Open GoogleCodeExporter opened 9 years ago

GoogleCodeExporter commented 9 years ago
What steps will reproduce the problem?

Since it asks you for a code regardless of whether your password is
correct, someone could keep sending login requests to the server, and as a
result, the counter would keep incrementing. What if I only had three cards
and the counter had reached the fourth? I'd be locked out of my system.

I know this doesn't affect people who have local access to their system
(they can just generate new cards after logging in locally), but it does
affect people that have dedicated servers without any physical access to.

What version of the product are you using? On what operating system?

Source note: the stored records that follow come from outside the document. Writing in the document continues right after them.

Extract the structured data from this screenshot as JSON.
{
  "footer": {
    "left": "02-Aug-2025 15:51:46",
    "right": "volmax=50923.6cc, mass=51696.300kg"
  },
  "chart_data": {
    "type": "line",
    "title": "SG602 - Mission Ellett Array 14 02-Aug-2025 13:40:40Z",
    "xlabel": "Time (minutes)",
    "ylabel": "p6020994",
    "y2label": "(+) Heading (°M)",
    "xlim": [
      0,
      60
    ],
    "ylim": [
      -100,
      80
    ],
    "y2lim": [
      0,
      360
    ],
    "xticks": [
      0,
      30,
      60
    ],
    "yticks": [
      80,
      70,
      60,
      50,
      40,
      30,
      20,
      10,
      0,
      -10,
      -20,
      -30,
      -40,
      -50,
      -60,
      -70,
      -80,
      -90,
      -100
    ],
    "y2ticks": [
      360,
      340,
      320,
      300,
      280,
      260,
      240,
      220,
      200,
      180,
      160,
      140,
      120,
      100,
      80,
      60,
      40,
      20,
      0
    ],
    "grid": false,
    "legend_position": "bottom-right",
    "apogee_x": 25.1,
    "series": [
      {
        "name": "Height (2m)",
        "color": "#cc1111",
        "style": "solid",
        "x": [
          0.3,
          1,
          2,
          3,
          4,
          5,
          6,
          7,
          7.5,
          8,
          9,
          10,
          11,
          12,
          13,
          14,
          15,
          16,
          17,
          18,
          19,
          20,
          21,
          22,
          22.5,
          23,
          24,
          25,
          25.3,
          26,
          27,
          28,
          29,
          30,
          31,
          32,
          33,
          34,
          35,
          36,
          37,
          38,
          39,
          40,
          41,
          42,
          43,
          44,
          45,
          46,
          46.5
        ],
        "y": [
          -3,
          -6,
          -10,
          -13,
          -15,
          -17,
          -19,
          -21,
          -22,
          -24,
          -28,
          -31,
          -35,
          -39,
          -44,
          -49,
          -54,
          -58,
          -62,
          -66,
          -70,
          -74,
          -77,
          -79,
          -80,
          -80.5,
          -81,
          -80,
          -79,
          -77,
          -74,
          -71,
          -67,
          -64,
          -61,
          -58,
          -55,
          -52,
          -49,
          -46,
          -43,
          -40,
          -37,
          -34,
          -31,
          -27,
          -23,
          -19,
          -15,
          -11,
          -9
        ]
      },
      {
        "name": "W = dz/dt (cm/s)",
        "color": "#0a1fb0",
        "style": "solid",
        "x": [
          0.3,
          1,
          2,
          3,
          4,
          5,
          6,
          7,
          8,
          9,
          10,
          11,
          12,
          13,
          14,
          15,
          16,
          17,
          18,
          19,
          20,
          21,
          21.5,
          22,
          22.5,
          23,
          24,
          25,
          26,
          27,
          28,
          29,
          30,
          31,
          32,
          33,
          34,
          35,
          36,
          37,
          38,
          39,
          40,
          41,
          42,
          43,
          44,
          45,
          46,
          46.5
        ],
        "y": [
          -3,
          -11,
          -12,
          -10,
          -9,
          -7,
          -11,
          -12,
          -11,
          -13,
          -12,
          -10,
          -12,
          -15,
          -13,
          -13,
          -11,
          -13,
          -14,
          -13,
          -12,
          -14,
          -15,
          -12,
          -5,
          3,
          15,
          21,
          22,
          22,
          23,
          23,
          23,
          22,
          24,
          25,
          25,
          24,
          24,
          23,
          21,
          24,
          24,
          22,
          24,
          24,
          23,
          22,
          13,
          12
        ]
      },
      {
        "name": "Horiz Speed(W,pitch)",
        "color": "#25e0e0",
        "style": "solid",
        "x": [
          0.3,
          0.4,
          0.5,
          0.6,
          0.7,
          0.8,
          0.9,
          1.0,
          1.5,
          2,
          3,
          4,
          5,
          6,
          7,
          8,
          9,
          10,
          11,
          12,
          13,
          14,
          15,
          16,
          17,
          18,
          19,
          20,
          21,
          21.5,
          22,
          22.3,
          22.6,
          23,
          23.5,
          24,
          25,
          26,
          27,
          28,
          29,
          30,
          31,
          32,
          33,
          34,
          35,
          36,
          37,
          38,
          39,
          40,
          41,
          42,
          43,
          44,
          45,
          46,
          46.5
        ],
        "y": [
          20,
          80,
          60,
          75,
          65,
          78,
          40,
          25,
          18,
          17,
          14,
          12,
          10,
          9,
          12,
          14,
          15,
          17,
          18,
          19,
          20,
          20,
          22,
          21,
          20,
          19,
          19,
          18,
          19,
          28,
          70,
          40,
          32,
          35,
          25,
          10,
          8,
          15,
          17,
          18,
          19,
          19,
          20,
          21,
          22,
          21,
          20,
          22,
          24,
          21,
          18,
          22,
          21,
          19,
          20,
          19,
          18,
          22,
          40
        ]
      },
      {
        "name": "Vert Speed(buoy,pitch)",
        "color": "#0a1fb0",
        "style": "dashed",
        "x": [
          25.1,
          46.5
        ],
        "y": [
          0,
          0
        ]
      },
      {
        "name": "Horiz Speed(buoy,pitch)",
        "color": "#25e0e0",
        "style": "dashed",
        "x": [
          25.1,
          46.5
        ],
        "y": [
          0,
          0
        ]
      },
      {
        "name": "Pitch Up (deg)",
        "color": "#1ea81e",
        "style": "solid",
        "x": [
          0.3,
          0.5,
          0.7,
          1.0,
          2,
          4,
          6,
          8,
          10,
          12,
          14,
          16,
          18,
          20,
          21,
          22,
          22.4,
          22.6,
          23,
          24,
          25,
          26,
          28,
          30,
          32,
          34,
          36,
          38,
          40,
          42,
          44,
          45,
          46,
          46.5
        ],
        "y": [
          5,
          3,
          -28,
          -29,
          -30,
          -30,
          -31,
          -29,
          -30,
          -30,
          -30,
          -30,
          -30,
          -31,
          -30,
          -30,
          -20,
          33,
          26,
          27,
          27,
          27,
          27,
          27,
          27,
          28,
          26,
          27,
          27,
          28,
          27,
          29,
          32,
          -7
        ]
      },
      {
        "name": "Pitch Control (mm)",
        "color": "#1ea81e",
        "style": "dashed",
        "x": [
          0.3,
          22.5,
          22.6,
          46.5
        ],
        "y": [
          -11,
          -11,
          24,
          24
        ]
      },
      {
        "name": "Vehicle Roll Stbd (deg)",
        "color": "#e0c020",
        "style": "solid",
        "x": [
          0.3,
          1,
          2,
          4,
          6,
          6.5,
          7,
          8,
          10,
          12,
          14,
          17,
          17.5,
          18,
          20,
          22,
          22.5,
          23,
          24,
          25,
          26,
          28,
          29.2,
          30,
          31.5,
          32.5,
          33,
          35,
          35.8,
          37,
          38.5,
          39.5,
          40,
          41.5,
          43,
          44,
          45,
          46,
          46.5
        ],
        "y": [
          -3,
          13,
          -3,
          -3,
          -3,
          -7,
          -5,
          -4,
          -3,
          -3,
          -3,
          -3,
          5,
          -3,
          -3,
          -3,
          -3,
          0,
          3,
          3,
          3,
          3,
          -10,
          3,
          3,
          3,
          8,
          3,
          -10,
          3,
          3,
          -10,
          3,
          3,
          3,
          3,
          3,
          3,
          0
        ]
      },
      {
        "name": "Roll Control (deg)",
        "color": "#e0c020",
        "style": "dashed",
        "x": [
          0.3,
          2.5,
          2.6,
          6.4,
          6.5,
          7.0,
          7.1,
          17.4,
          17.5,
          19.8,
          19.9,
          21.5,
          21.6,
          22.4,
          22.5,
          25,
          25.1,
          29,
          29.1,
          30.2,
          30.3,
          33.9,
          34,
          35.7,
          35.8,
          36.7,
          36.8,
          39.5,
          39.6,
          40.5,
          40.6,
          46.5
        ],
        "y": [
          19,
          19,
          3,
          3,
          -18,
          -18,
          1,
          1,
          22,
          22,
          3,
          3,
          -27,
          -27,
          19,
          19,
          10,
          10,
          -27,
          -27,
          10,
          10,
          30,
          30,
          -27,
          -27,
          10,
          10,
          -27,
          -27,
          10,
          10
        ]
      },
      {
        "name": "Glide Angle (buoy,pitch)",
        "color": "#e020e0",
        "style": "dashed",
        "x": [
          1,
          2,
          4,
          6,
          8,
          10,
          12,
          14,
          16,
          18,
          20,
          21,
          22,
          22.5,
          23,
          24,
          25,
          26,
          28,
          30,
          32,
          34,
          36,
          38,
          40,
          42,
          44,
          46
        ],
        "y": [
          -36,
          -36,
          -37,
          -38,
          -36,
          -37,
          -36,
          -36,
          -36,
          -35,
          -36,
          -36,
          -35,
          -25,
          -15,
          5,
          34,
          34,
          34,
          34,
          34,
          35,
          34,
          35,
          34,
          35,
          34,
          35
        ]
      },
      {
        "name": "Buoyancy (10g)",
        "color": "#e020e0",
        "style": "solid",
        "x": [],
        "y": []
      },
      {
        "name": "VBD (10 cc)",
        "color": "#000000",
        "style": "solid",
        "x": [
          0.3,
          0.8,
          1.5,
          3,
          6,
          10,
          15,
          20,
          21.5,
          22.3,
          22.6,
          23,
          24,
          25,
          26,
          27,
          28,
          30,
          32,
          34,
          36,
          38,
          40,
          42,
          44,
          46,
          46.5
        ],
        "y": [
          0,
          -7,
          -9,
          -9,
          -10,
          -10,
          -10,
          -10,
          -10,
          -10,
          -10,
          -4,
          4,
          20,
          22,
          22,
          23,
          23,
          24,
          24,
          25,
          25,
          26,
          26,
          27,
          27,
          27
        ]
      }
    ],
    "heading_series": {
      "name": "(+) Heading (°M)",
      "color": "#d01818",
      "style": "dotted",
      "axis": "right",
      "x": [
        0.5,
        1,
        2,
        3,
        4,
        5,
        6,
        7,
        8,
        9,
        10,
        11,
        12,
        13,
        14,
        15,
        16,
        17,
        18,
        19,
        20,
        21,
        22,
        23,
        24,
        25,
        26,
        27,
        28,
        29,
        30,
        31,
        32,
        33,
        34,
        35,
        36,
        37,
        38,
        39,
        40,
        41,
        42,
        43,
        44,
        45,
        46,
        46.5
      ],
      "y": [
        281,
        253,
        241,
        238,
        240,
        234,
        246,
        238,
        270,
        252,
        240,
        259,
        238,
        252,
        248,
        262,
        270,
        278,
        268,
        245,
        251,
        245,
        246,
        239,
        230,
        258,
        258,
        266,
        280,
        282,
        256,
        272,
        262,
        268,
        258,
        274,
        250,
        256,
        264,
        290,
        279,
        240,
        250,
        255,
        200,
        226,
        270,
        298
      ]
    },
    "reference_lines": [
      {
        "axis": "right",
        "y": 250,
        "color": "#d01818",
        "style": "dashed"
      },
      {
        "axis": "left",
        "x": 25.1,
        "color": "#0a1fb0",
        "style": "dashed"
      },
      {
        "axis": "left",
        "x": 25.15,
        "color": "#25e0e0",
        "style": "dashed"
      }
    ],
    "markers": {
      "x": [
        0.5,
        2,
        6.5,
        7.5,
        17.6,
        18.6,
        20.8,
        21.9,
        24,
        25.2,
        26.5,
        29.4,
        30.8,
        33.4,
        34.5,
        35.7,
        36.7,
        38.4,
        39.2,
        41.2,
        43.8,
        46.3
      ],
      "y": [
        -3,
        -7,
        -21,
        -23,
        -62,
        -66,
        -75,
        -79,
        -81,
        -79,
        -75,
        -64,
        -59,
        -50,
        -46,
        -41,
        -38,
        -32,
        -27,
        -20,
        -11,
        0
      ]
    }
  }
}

0.2 on Ubuntu Gutsy & CentOS 4

Original issue reported on code.google.com by ana...@gmail.com on 13 Nov 2007 at 7:39

GoogleCodeExporter commented 9 years ago
you could posibly write a php script or something that ( if it is a webserver ) 
to
email you a new card or something? i think that is a problem with ssh not 
necicarily
the ppp-pam module.

Original comment by pythonho...@gmail.com on 24 Nov 2007 at 4:38

GoogleCodeExporter commented 9 years ago
I have found a simple solution for this problem.  Since the pam_unix.so module 
in
/etc/pam.d/common-auth is called before the PPP-PAM module (if you follow the 
default
instructions for installing this), I changed pam_unix.so from being "required" 
to
"requisite".  A failure at a requisite module will stop PAM from invoking the 
rest of
the modules, so PAM will not invoke the PPP module if pam_unix.so failed.  This
forces me to correctly enter my Linux password before the I am prompted for my 
PPP
passcode.  Now an attacker would have to know my Linux password before he could 
start
pushing the passcode counter off my current cards.

I have not experienced any other problems with the rest of my Linux server by 
doing
this, but I am only running ssh, samba, and squid on this server.  If this 
causes
problems with other systems, you can always replace the "@include common-auth" 
line
with the modules from the common-auth file with pam_unix.so changed to 
requisite. 

Original comment by brianpgordon@gmail.com on 22 Feb 2008 at 5:01

GoogleCodeExporter commented 9 years ago
The system could also lock out for a period of time after 2 PPP failures. When 
the
system is on the last 10 passcodes of the last card generated, it could either 
email
the user or tell them on login to generate more cards.